The Franchisees Became the Loudest Advocates
Wall Street English operates on a franchise model. The people who run the schools are my customers. I expected the strongest enthusiasm for AI innovation to come from educators or students. It came from franchisees.
The reason is commercial, as well as pedagogical. AI gives them a better story to tell: a more personalised product, a more modern method, a clearer demonstration of value. When the technology improves what you sell, the people selling it notice first.
The Ambition Unlock
The biggest surprise was not a product outcome. It was an organisational one.
When the cost of building something innovative drops significantly, the business starts imagining things it had stopped imagining. Features and experiences that were shelved as too expensive, too complex, or too risky are back on the table. The energy that generates — across product teams, educators, business owners and the Senior Leadership Team — is real and it is significant.

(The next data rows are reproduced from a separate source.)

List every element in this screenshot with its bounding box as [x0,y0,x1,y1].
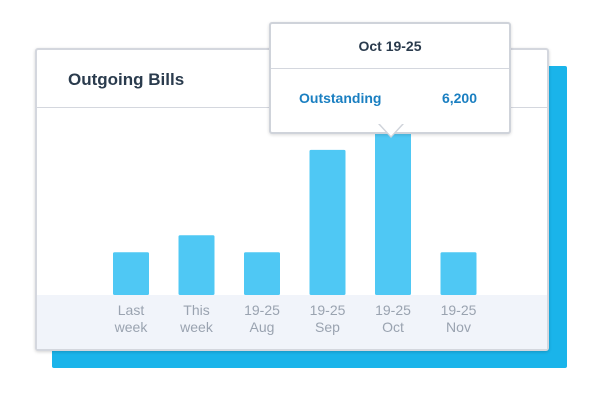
x-tick-label-4-0: 19-25 [375,302,411,318]
bar-0[interactable] [113,252,149,295]
x-tick-label-3-1: Sep [315,319,340,335]
bar-2[interactable] [244,252,280,295]
tooltip-period: Oct 19-25 [271,24,509,69]
x-tick-label-5-1: Nov [446,319,471,335]
x-tick-label-5-0: 19-25 [441,302,477,318]
bar-3[interactable] [309,149,346,295]
x-axis-band [37,295,547,349]
x-tick-label-4-1: Oct [382,319,404,335]
x-tick-label-3-0: 19-25 [310,302,346,318]
chart-tooltip: Oct 19-25 Outstanding 6,200 [269,22,511,134]
card-title: Outgoing Bills [68,70,185,89]
tooltip-pointer-fill [380,124,402,136]
tooltip-row: Outstanding 6,200 [299,90,477,106]
x-tick-label-1-1: week [179,319,214,335]
x-tick-label-0-0: Last [118,302,145,318]
bar-5[interactable] [440,252,477,295]
x-tick-label-2-1: Aug [250,319,275,335]
bar-chart: LastweekThisweek19-25Aug19-25Sep19-25Oct… [113,118,477,335]
x-tick-label-2-0: 19-25 [244,302,280,318]
x-tick-label-0-1: week [114,319,149,335]
x-tick-label-1-0: This [183,302,209,318]
tooltip-value: 6,200 [441,90,477,106]
tooltip-label: Outstanding [299,90,382,106]
bar-1[interactable] [178,235,215,295]
bar-4[interactable] [375,118,411,296]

We are not just building differently. We are dreaming differently. And after years of working within the constraints of what was affordable, that is a more profound change than any individual feature.
The Honest Summary
Two years in, here is what I actually know: one AI feature is working exceptionally well, one is live and useful in a more modest way, and we are designing toward several things that are now imaginable for the first time.
That is enough. The organisations that are winning with AI in education are not the ones that automated everything. They are the ones that found the right first problems — and learned enough from solving them to know what to build next.

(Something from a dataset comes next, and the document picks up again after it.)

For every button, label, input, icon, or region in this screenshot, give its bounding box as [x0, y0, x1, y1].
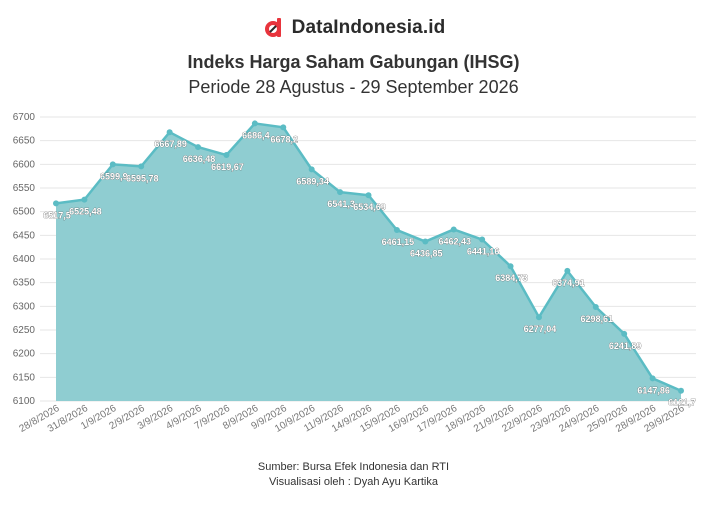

The question is never AI or teachers? It is which tasks belong to AI, and which belong to humans? Getting that division right, and revisiting it constantly, is the work.
Actionable Takeaways
- Start with the relationship — understand what students are actually buying before deciding what AI can replace or enhance.
- Codify before you generate — AI-generated content is only as good as the expert framework it operates within.
- Watch what people do — your assumptions about use cases will be wrong. Look for it in behaviour, not intention.